WEDNESDAY, Aug. 30, 2017 (HealthDay News) — For patients with type 1 diabetes (T1D) undergoing a first multivessel revascularization, percutaneous coronary intervention (PCI) is associated with increased risks of coronary heart disease mortality, myocardial infarction, and repeat revascularization, compared with coronary artery bypass grafting (CABG), according to a study published online Aug. 26 in the Journal of the American College of Cardiology. The research was published to coincide with the European Society of Cardiology Congress 2017, held from Aug. 26 to 30 in Barcelona, Spain.

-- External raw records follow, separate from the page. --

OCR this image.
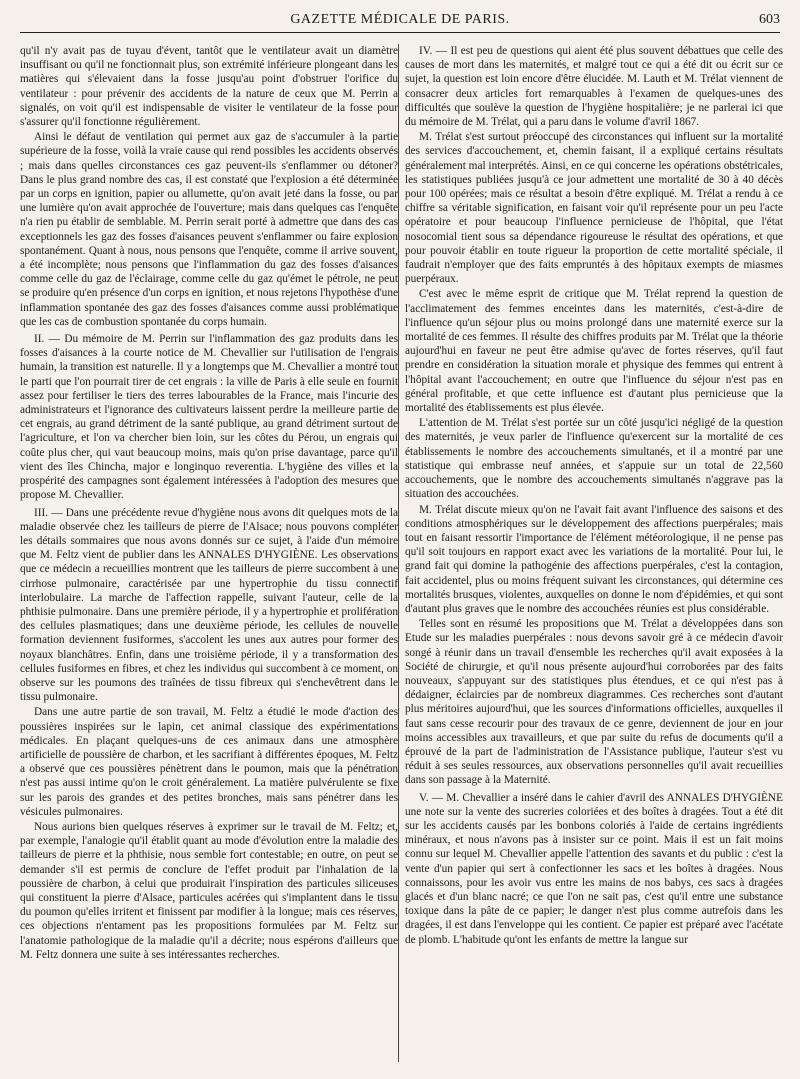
GAZETTE MÉDICALE DE PARIS.	603

qu'il n'y avait pas de tuyau d'évent, tantôt que le ventilateur avait un diamètre insuffisant ou qu'il ne fonctionnait plus, son extrémité inférieure plongeant dans les matières qui s'élevaient dans la fosse jusqu'au point d'obstruer l'orifice du ventilateur : pour prévenir des accidents de la nature de ceux que M. Perrin a signalés, on voit qu'il est indispensable de visiter le ventilateur de la fosse pour s'assurer qu'il fonctionne régulièrement.

Ainsi le défaut de ventilation qui permet aux gaz de s'accumuler à la partie supérieure de la fosse, voilà la vraie cause qui rend possibles les accidents observés ; mais dans quelles circonstances ces gaz peuvent-ils s'enflammer ou détoner? Dans le plus grand nombre des cas, il est constaté que l'explosion a été déterminée par un corps en ignition, papier ou allumette, qu'on avait jeté dans la fosse, ou par une lumière qu'on avait approchée de l'ouverture; mais dans quelques cas l'enquête n'a rien pu établir de semblable. M. Perrin serait porté à admettre que dans des cas exceptionnels les gaz des fosses d'aisances peuvent s'enflammer ou faire explosion spontanément. Quant à nous, nous pensons que l'enquête, comme il arrive souvent, a été incomplète; nous pensons que l'inflammation du gaz des fosses d'aisances comme celle du gaz de l'éclairage, comme celle du gaz qu'émet le pétrole, ne peut se produire qu'en présence d'un corps en ignition, et nous rejetons l'hypothèse d'une inflammation spontanée des gaz des fosses d'aisances comme aussi problématique que les cas de combustion spontanée du corps humain.

II. — Du mémoire de M. Perrin sur l'inflammation des gaz produits dans les fosses d'aisances à la courte notice de M. Chevallier sur l'utilisation de l'engrais humain, la transition est naturelle. Il y a longtemps que M. Chevallier a montré tout le parti que l'on pourrait tirer de cet engrais : la ville de Paris à elle seule en fournit assez pour fertiliser le tiers des terres labourables de la France, mais l'incurie des administrateurs et l'ignorance des cultivateurs laissent perdre la meilleure partie de cet engrais, au grand détriment de la santé publique, au grand détriment surtout de l'agriculture, et l'on va chercher bien loin, sur les côtes du Pérou, un engrais qui coûte plus cher, qui vaut beaucoup moins, mais qu'on prise davantage, parce qu'il vient des îles Chincha, major e longinquo reverentia. L'hygiène des villes et la prospérité des campagnes sont également intéressées à l'adoption des mesures que propose M. Chevallier.

III. — Dans une précédente revue d'hygiène nous avons dit quelques mots de la maladie observée chez les tailleurs de pierre de l'Alsace; nous pouvons compléter les détails sommaires que nous avons donnés sur ce sujet, à l'aide d'un mémoire que M. Feltz vient de publier dans les ANNALES D'HYGIÈNE. Les observations que ce médecin a recueillies montrent que les tailleurs de pierre succombent à une cirrhose pulmonaire, caractérisée par une hypertrophie du tissu connectif interlobulaire. La marche de l'affection rappelle, suivant l'auteur, celle de la phthisie pulmonaire. Dans une première période, il y a hypertrophie et prolifération des cellules plasmatiques; dans une deuxième période, les cellules de nouvelle formation deviennent fusiformes, s'accolent les unes aux autres pour former des noyaux blanchâtres. Enfin, dans une troisième période, il y a transformation des cellules fusiformes en fibres, et chez les individus qui succombent à ce moment, on observe sur les poumons des traînées de tissu fibreux qui s'enchevêtrent dans le tissu pulmonaire.

Dans une autre partie de son travail, M. Feltz a étudié le mode d'action des poussières inspirées sur le lapin, cet animal classique des expérimentations médicales. En plaçant quelques-uns de ces animaux dans une atmosphère artificielle de poussière de charbon, et les sacrifiant à différentes époques, M. Feltz a observé que ces poussières pénètrent dans le poumon, mais que la pénétration n'est pas aussi intime qu'on le croit généralement. La matière pulvérulente se fixe sur les parois des grandes et des petites bronches, mais sans pénétrer dans les vésicules pulmonaires.

Nous aurions bien quelques réserves à exprimer sur le travail de M. Feltz; et, par exemple, l'analogie qu'il établit quant au mode d'évolution entre la maladie des tailleurs de pierre et la phthisie, nous semble fort contestable; en outre, on peut se demander s'il est permis de conclure de l'effet produit par l'inhalation de la poussière de charbon, à celui que produirait l'inspiration des particules siliceuses qui constituent la pierre d'Alsace, particules acérées qui s'implantent dans le tissu du poumon qu'elles irritent et finissent par modifier à la longue; mais ces réserves, ces objections n'entament pas les propositions formulées par M. Feltz sur l'anatomie pathologique de la maladie qu'il a décrite; nous espérons d'ailleurs que M. Feltz donnera une suite à ses intéressantes recherches.

IV. — Il est peu de questions qui aient été plus souvent débattues que celle des causes de mort dans les maternités, et malgré tout ce qui a été dit ou écrit sur ce sujet, la question est loin encore d'être élucidée. M. Lauth et M. Trélat viennent de consacrer deux articles fort remarquables à l'examen de quelques-unes des difficultés que soulève la question de l'hygiène hospitalière; je ne parlerai ici que du mémoire de M. Trélat, qui a paru dans le volume d'avril 1867.

M. Trélat s'est surtout préoccupé des circonstances qui influent sur la mortalité des services d'accouchement, et, chemin faisant, il a expliqué certains résultats généralement mal interprétés. Ainsi, en ce qui concerne les opérations obstétricales, les statistiques publiées jusqu'à ce jour admettent une mortalité de 30 à 40 décès pour 100 opérées; mais ce résultat a besoin d'être expliqué. M. Trélat a rendu à ce chiffre sa véritable signification, en faisant voir qu'il représente pour un peu l'acte opératoire et pour beaucoup l'influence pernicieuse de l'hôpital, que l'état nosocomial tient sous sa dépendance rigoureuse le résultat des opérations, et que pour pouvoir établir en toute rigueur la proportion de cette mortalité spéciale, il faudrait n'employer que des faits empruntés à des hôpitaux exempts de miasmes puerpéraux.

C'est avec le même esprit de critique que M. Trélat reprend la question de l'acclimatement des femmes enceintes dans les maternités, c'est-à-dire de l'influence qu'un séjour plus ou moins prolongé dans une maternité exerce sur la mortalité de ces femmes. Il résulte des chiffres produits par M. Trélat que la théorie aujourd'hui en faveur ne peut être admise qu'avec de fortes réserves, qu'il faut prendre en considération la situation morale et physique des femmes qui entrent à l'hôpital avant l'accouchement; en outre que l'influence du séjour n'est pas en général profitable, et que cette influence est d'autant plus pernicieuse que la mortalité des établissements est plus élevée.

L'attention de M. Trélat s'est portée sur un côté jusqu'ici négligé de la question des maternités, je veux parler de l'influence qu'exercent sur la mortalité de ces établissements le nombre des accouchements simultanés, et il a montré par une statistique qui embrasse neuf années, et s'appuie sur un total de 22,560 accouchements, que le nombre des accouchements simultanés n'aggrave pas la situation des accouchées.

M. Trélat discute mieux qu'on ne l'avait fait avant l'influence des saisons et des conditions atmosphériques sur le développement des affections puerpérales; mais tout en faisant ressortir l'importance de l'élément météorologique, il ne pense pas qu'il soit toujours en rapport exact avec les variations de la mortalité. Pour lui, le grand fait qui domine la pathogénie des affections puerpérales, c'est la contagion, fait accidentel, plus ou moins fréquent suivant les circonstances, qui détermine ces mortalités brusques, violentes, auxquelles on donne le nom d'épidémies, et qui sont d'autant plus graves que le nombre des accouchées réunies est plus considérable.

Telles sont en résumé les propositions que M. Trélat a développées dans son Etude sur les maladies puerpérales : nous devons savoir gré à ce médecin d'avoir songé à réunir dans un travail d'ensemble les recherches qu'il avait exposées à la Société de chirurgie, et qu'il nous présente aujourd'hui corroborées par des faits nouveaux, s'appuyant sur des statistiques plus étendues, et ce qui n'est pas à dédaigner, éclaircies par de nombreux diagrammes. Ces recherches sont d'autant plus méritoires aujourd'hui, que les sources d'informations officielles, auxquelles il faut sans cesse recourir pour des travaux de ce genre, deviennent de jour en jour moins accessibles aux travailleurs, et que par suite du refus de documents qu'il a éprouvé de la part de l'administration de l'Assistance publique, l'auteur s'est vu réduit à ses seules ressources, aux observations personnelles qu'il avait recueillies dans son passage à la Maternité.

V. — M. Chevallier a inséré dans le cahier d'avril des ANNALES D'HYGIÈNE une note sur la vente des sucreries coloriées et des boîtes à dragées. Tout a été dit sur les accidents causés par les bonbons coloriés à l'aide de certains ingrédients minéraux, et nous n'avons pas à insister sur ce point. Mais il est un fait moins connu sur lequel M. Chevallier appelle l'attention des savants et du public : c'est la vente d'un papier qui sert à confectionner les sacs et les boîtes à dragées. Nous connaissons, pour les avoir vus entre les mains de nos babys, ces sacs à dragées glacés et d'un blanc nacré; ce que l'on ne sait pas, c'est qu'il entre une substance toxique dans la pâte de ce papier; le danger n'est plus comme autrefois dans les dragées, il est dans l'enveloppe qui les contient. Ce papier est préparé avec l'acétate de plomb. L'habitude qu'ont les enfants de mettre la langue sur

Thomas Nyström, M.D., Ph.D., from the Karolinska Institutet in Stockholm, and colleagues conducted an observational cohort study involving patients with T1D who underwent a first multivessel revascularization from 1995 to 2013 (683 patients who underwent CABG and 1,863 who underwent PCI).
The researchers found that 53 percent of patients in the CABG group and 45 percent in the PCI group died during a mean follow-up of 10.6 years. Compared with CABG, PCI was associated with similar risks of all-cause mortality (hazard ratio, 1.14; 95 percent confidence interval, 0.99 to 1.32), and with elevated risks of coronary heart disease mortality (hazard ratio, 1.45; 95 percent confidence interval, 1.21 to 1.74), myocardial infarction (hazard ratio, 1.47; 95 percent confidence interval, 1.23 to 1.78), and repeat revascularization (hazard ratio, 5.64; 95 percent confidence interval, 4.67 to 6.82). There were no differences noted in the risks for stroke or heart failure.
“CABG may be the preferred strategy in patients with T1D in need of multivessel revascularization,” the authors write.
One author disclosed financial ties to Actelion and Pfizer.